Clearing snow from the numerous snowstorms that occurred was frustrating.  Unfortunately, no offers of help were forthcoming (I will refrain from expounding on this sore point)...so I resourcefully used the orange plastic newspaper bags to cover my cast and hauled out the shovel and snowblower and did it myself.  I only fell once but didn't break anything, just pretty sore for a couple days.  I suppose I need to learn to get better at asking for help, but I have found that hearing lame excuses or someone says they will and then don't, are worse than just doing it myself.

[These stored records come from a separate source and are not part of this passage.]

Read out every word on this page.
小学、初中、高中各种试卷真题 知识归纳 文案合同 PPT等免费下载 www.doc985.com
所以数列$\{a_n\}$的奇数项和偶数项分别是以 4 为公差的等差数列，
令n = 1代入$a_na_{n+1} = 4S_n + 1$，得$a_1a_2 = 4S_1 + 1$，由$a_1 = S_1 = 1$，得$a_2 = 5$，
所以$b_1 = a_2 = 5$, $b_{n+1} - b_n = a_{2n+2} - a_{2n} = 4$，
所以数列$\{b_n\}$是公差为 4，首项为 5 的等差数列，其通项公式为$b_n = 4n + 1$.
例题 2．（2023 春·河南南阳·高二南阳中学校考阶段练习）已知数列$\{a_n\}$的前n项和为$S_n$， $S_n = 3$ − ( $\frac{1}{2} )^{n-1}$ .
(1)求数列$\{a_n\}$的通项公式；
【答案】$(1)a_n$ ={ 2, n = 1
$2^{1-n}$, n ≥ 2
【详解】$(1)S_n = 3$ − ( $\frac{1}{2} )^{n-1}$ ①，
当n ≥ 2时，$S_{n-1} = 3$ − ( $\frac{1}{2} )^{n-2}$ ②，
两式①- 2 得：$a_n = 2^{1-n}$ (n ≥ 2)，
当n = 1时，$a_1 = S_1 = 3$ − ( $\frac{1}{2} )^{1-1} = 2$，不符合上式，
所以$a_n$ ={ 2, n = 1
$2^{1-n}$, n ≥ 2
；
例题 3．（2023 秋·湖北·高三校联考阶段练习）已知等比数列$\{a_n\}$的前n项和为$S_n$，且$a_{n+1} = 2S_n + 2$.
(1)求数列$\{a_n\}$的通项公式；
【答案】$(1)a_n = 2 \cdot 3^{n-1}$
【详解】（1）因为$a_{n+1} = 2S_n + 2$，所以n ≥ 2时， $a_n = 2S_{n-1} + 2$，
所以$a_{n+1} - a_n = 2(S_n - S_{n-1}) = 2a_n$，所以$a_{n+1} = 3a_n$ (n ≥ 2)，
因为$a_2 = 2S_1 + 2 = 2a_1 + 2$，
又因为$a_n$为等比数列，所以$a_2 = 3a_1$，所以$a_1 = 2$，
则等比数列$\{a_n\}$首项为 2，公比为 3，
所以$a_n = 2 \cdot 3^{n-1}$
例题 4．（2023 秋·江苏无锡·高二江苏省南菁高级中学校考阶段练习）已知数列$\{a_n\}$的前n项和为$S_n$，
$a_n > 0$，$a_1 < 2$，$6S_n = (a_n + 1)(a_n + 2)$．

Of course, one of the hardest things to deal with these past three months (yes, I am still recuperating, but had a good doctor's report today so I'm on the downhill slide) has been my inability to dance.  Much of my social life revolves around my passion for dance and I've felt the loss sorely.  I've still been spending Friday nights at Jitterbugs, though, and it's been good to spend time with my friends there.  Looking forward, I'm planning to get back into swing dancing (and I'd like to focus on improving my skills at Balboa) and salsa.  I'm also very excited about signing up for bellydancing classes; it's something I've always wanted to do and I've heard it's good for strengthening "core" muscles.

I'm counting the days until my feet hit the dance floor again...and for spring time and warmer weather.  I guess I should consider experiences like making a stronger person, but I have to admit I could use far fewer!